Спирос Врионис-младший. Закат средневекового эллинизма
Деревня Белисирма словно уцепилась за край ущелья Ихлары: дома кувыркаются вниз к реке Мелиндиз, улицы напоминают русла ручьев. Народ здесь выглядит здоровым и веселым, а женщины потрясающе одеты. На другом берегу реки я заметил в огороде крестьянку лет пятидесяти, облаченную в пурпурные и лимонные цвета, а ее трудившаяся неподалеку соседка носила фиолетовую кофту и небесно-голубые шаровары. Молодая девушка с благородным профилем и осанкой императрицы шла по мосту, наряженная – от головного платка до каймы на юбке – в одежду разных оттенков цвета красного вина.

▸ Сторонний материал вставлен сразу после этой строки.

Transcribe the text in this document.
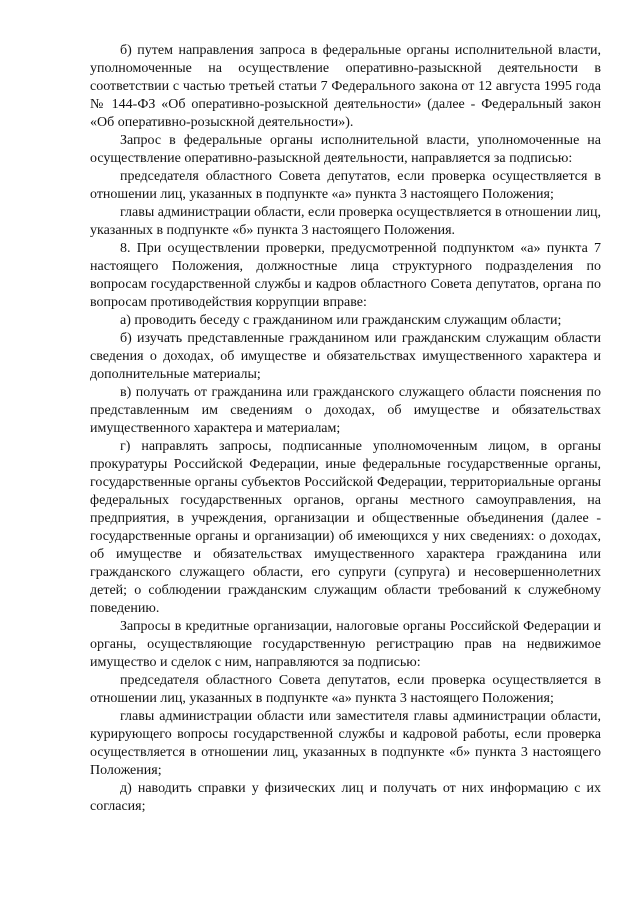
б) путем направления запроса в федеральные органы исполнительной власти, уполномоченные на осуществление оперативно-разыскной деятельности в соответствии с частью третьей статьи 7 Федерального закона от 12 августа 1995 года № 144-ФЗ «Об оперативно-розыскной деятельности» (далее - Федеральный закон «Об оперативно-розыскной деятельности»).

Запрос в федеральные органы исполнительной власти, уполномоченные на осуществление оперативно-разыскной деятельности, направляется за подписью:

председателя областного Совета депутатов, если проверка осуществляется в отношении лиц, указанных в подпункте «а» пункта 3 настоящего Положения;

главы администрации области, если проверка осуществляется в отношении лиц, указанных в подпункте «б» пункта 3 настоящего Положения.

8. При осуществлении проверки, предусмотренной подпунктом «а» пункта 7 настоящего Положения, должностные лица структурного подразделения по вопросам государственной службы и кадров областного Совета депутатов, органа по вопросам противодействия коррупции вправе:

а) проводить беседу с гражданином или гражданским служащим области;

б) изучать представленные гражданином или гражданским служащим области сведения о доходах, об имуществе и обязательствах имущественного характера и дополнительные материалы;

в) получать от гражданина или гражданского служащего области пояснения по представленным им сведениям о доходах, об имуществе и обязательствах имущественного характера и материалам;

г) направлять запросы, подписанные уполномоченным лицом, в органы прокуратуры Российской Федерации, иные федеральные государственные органы, государственные органы субъектов Российской Федерации, территориальные органы федеральных государственных органов, органы местного самоуправления, на предприятия, в учреждения, организации и общественные объединения (далее - государственные органы и организации) об имеющихся у них сведениях: о доходах, об имуществе и обязательствах имущественного характера гражданина или гражданского служащего области, его супруги (супруга) и несовершеннолетних детей; о соблюдении гражданским служащим области требований к служебному поведению.

Запросы в кредитные организации, налоговые органы Российской Федерации и органы, осуществляющие государственную регистрацию прав на недвижимое имущество и сделок с ним, направляются за подписью:

председателя областного Совета депутатов, если проверка осуществляется в отношении лиц, указанных в подпункте «а» пункта 3 настоящего Положения;

главы администрации области или заместителя главы администрации области, курирующего вопросы государственной службы и кадровой работы, если проверка осуществляется в отношении лиц, указанных в подпункте «б» пункта 3 настоящего Положения;

д) наводить справки у физических лиц и получать от них информацию с их согласия;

Высоко над рекой и огородами мы разглядели окна и дверные проемы Дирекли Килисе (Колонная церковь). По дороге туда к нам присоединилась ватага из четырех мальчишек лет восьми или девяти от роду. Как и большинство детей в деревенской Турции, они были очаровательны, вежливы и готовы оказать любую помощь приезжим, тем более иностранцам. Дети – лучшие проводники в Каппадокии, ландшафты и архитектура которой предстают для них раем, где им известны каждый уголок и каждая трещина.
Колонная церковь высечена в кане, напоминающем мягкий белый сыр. Мы вошли в величественный сводчатый зал, потом направились в нартекс, ступая осторожно, чтобы не провалиться в раскрытое погребальное отверстие в полу. По правую руку в скале виднелось несколько келий, впереди была церковь – самая красивая церковь в Ихларе. Прекрасная и благородная Богородица с Христом-Младенцем на руках смотрела на нас у входа с поверхности высокого и массивного квадратного столба.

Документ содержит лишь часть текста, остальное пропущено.